Says DigitalTrends about Google Bard: “It’s designed to simulate conversations with a human and uses a combination of natural language processing and machine learning, to provide realistic, and helpful responses to questions you might ask it.

Such tools may become particularly useful for smaller companies who want to offer natural language support to their customers without hiring large teams of support staff, or for augmenting Google’s own search tools.”

“Bard can be integrated into websites, messages platforms, applications on desktop and mobile, and a range of digital systems. At least it will be.

“It’s not readily available outside of a limited beta test run; at least for now,’ writes Jon Martindale of DigitalTrends.

“Bard generates text responses to questions asked based on information gathered from the web.”

Google CEO Sundar Pichai has said Bard technology would be integrated into its existing search capabilities. 

Some  aspects of the technology would be open to outside developers.

According to Wikipedia, the Chinese search engine firm Baidu announced in February 2023 that they would be launching a ChatGPT-style service called “Wenxin Yiyan” in Chinese or “ERNIE Bot” in English sometime in March 2023.

The service is based upon the language model developed by Baidu in 2019.

The South Korean search engine firm Naver announced also this month  it would be launching a ChatGPT-style service called “SearchGPT” in Korean in the first half of 2023.

This month too, the Russian search engine firm Yandex said it would launch a ChatGPT-style service called “YaLM 2.0” in Russian before the end of 2023.

La Salle professor of business Ben Teehankee says what is critical to check about ChatGPT is ”whether it is making some not-obvious mistakes.” 

He notes that “ChatGPT is fluent, but not always factual.  What it gets right is a mathematical accident based on the data fed to it.
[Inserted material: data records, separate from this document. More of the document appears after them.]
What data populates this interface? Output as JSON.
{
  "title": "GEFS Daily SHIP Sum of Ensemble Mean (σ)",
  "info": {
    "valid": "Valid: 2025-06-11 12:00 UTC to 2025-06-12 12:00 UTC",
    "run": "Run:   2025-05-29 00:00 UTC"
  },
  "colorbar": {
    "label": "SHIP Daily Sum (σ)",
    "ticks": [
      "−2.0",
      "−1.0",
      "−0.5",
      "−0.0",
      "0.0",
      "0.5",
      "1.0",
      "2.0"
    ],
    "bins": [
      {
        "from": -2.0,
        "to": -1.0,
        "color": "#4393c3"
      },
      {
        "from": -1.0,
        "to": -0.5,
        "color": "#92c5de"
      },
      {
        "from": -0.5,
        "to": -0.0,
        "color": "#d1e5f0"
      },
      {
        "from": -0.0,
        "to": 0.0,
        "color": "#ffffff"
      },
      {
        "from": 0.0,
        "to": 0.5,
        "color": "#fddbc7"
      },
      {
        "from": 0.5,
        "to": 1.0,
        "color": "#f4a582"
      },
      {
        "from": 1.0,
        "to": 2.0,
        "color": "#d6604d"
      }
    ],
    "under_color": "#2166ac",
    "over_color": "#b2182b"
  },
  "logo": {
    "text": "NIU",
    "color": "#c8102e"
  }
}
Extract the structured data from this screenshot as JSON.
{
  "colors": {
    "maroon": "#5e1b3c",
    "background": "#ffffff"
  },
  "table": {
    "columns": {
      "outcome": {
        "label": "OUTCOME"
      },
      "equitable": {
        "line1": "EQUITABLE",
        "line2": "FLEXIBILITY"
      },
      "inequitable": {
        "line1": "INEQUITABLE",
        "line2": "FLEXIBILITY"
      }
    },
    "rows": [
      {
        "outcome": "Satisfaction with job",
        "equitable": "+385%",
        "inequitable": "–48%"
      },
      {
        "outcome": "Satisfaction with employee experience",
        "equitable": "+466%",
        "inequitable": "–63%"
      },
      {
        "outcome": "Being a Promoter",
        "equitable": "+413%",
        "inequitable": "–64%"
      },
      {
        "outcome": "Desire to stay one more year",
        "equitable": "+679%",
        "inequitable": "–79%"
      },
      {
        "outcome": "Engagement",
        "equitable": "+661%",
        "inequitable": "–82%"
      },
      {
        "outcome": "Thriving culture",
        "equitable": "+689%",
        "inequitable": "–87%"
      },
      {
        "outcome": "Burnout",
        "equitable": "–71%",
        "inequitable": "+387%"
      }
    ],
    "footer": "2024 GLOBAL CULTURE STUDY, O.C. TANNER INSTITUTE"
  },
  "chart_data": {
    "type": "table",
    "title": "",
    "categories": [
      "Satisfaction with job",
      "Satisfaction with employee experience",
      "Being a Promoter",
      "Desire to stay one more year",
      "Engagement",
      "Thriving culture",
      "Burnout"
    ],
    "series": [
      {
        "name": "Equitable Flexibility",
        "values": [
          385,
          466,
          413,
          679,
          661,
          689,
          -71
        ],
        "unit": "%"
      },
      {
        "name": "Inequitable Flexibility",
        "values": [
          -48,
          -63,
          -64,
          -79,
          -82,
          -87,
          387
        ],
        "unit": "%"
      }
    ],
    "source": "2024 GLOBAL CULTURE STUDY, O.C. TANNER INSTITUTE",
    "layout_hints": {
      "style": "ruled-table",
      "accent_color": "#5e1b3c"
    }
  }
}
It’s like a precocious child who has listened to so many adult and expert conversations and then, when asked a question, gets the most common combination it has heard, and spouts it.”

Other comments as gathered by Wikipedia:

James Vincent of The Verge website saw the viral success of ChatGPT as evidence that artificial intelligence had gone mainstream.

Journalists have commented on ChatGPT’s tendency to “hallucinate” (make mistakes). 

Mike Pearl of the online technology blog Mashable tested ChatGPT with multiple questions.

He asked ChatGPT for “the largest country in Central America that isn’t Mexico.” ChatGPT responded with Guatemala, when the answer is instead Nicaragua.

When CNBC asked ChatGPT for the lyrics to “The Ballad of Dwight Fry,” ChatGPT supplied invented lyrics rather than the actual lyrics. 

Researchers cited by The Verge compared ChatGPT to a “stochastic parrot”.

In December 2022, the question and answer website Stack Overflow banned the use of ChatGPT for generating answers to questions, citing the factually ambiguous nature of ChatGPT’s responses. 

In January 2023, the International Conference on Machine Learning banned any undocumented use of ChatGPT or other large language models to generate any text in submitted papers.

An editor at The Guardian, a British newspaper, questioned whether any content found on the Internet after ChatGPT’s release “can be truly trusted” and called for government regulation.